With 75% of America’s production, California defines American wine. About 60% of the wine America drinks grows here. The reputation of California wine has soared. Only those unwilling to face reality can deny that the best California wines are as good as any in the world.

So what’s wrong? If the best wines are great, why are so many of the lesser wines so boring?

Industrial Agriculture – A Rant

Depending on varietal, a vineyard intended for fine wine can live for 60 - 100 years. Production during peak years could be up to 4 tons/acre. Even at 100 years, some vineyards can continue to produce up to 2 tons/acre of great fruit.

A majority of California’s vineyards are treated as cash crops. They are planted and farmed for maximum yields in a minimum of time. Irrigated vineyards can yield 10, sometimes 20 tons/acre. By 20 years of age, the vines are exhausted and yields plummet. They are uprooted, the soil is ‘rested’ for a few years and the process is repeated.

Industrial Winemaking – More Rant

Clean fruit cropped at 10 tons an acre arrives at the crusher. It is dosed massively with sulfur to kill any indigenous yeasts. The juice is then inoculated with commercial yeasts designed to assure a quick fermentation yielding a maximum of alcohol.

Once fermentation is over, the wines are racked off of the lees immediately. The lees might impart interesting flavors, but they are dirty and could cause microbial contamination.

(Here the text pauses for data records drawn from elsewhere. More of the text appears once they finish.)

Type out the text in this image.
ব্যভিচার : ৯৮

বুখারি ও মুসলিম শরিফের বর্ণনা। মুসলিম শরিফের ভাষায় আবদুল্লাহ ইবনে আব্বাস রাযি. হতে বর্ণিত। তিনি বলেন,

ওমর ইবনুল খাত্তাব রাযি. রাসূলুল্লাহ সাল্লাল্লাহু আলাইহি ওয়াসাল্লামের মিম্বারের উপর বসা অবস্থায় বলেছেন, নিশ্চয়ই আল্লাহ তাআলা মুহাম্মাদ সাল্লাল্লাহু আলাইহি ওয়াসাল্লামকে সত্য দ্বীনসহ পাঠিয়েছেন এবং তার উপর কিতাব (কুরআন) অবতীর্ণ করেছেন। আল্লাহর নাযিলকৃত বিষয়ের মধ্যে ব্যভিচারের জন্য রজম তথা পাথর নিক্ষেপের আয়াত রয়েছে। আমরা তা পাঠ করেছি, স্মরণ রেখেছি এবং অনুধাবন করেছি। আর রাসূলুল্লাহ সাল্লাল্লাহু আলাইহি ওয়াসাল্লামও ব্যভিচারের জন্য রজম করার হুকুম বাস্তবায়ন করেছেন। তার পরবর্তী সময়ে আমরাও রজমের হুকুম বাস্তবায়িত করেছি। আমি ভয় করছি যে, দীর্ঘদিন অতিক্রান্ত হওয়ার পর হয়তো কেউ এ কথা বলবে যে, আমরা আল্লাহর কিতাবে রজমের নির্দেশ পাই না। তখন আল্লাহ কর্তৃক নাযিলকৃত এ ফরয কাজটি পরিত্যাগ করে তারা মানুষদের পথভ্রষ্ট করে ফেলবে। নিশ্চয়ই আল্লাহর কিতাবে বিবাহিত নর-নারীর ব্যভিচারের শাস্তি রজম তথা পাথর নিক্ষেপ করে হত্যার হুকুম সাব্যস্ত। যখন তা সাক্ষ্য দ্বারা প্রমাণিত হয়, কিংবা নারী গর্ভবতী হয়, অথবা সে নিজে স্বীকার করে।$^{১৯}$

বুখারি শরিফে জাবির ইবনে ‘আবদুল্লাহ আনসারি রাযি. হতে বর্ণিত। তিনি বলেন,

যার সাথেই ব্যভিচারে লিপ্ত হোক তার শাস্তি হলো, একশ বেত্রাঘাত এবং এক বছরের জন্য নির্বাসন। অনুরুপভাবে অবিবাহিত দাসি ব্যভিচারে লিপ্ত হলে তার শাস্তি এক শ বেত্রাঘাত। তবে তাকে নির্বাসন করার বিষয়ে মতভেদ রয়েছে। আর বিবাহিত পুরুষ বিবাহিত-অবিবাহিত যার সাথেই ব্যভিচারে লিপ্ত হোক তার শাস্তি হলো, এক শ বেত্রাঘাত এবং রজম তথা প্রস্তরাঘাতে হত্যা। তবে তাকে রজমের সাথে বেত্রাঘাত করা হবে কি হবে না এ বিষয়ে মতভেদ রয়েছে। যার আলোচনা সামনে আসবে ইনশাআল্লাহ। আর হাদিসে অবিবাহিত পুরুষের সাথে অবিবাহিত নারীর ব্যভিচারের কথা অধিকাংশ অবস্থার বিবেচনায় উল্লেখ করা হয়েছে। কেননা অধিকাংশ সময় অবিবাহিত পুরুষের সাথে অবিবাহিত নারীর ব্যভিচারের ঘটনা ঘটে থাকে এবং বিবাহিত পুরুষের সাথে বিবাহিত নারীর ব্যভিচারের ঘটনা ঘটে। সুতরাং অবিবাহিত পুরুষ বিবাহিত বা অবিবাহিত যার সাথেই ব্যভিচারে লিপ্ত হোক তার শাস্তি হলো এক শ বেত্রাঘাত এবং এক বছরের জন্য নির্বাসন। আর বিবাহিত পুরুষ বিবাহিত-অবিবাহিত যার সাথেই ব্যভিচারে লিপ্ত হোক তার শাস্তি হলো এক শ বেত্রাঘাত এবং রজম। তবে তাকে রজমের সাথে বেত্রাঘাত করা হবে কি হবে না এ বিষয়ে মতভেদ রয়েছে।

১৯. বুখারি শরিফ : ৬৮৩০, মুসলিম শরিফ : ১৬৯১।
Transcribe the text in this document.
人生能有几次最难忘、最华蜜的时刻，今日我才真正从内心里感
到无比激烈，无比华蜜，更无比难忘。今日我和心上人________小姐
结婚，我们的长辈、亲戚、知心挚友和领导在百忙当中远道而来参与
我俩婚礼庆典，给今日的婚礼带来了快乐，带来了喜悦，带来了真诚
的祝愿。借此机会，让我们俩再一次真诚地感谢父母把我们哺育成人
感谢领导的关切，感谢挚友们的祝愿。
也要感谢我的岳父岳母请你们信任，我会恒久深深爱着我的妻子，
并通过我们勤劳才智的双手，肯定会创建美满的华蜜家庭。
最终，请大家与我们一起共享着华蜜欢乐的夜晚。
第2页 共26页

The finished wine is aged only in stainless steel or disinfected concrete. These are cheap and assure that nothing untoward will happen to the saleable-by-the-gallon commodity being produced. The wine is then often sold in bulk to huge multi-national drinks companies whose marketing budgets per brand exceed the total income of most artisanal producers.

At bottling, the wine is first subjected to flash pasteurization, followed by sterile filtration. This ensures a bright, stable product with a long shelf life. It also strips any flavor or character that might have survived industrial farming and winemaking.

This is what Hand Picked Selections does not sell and never will.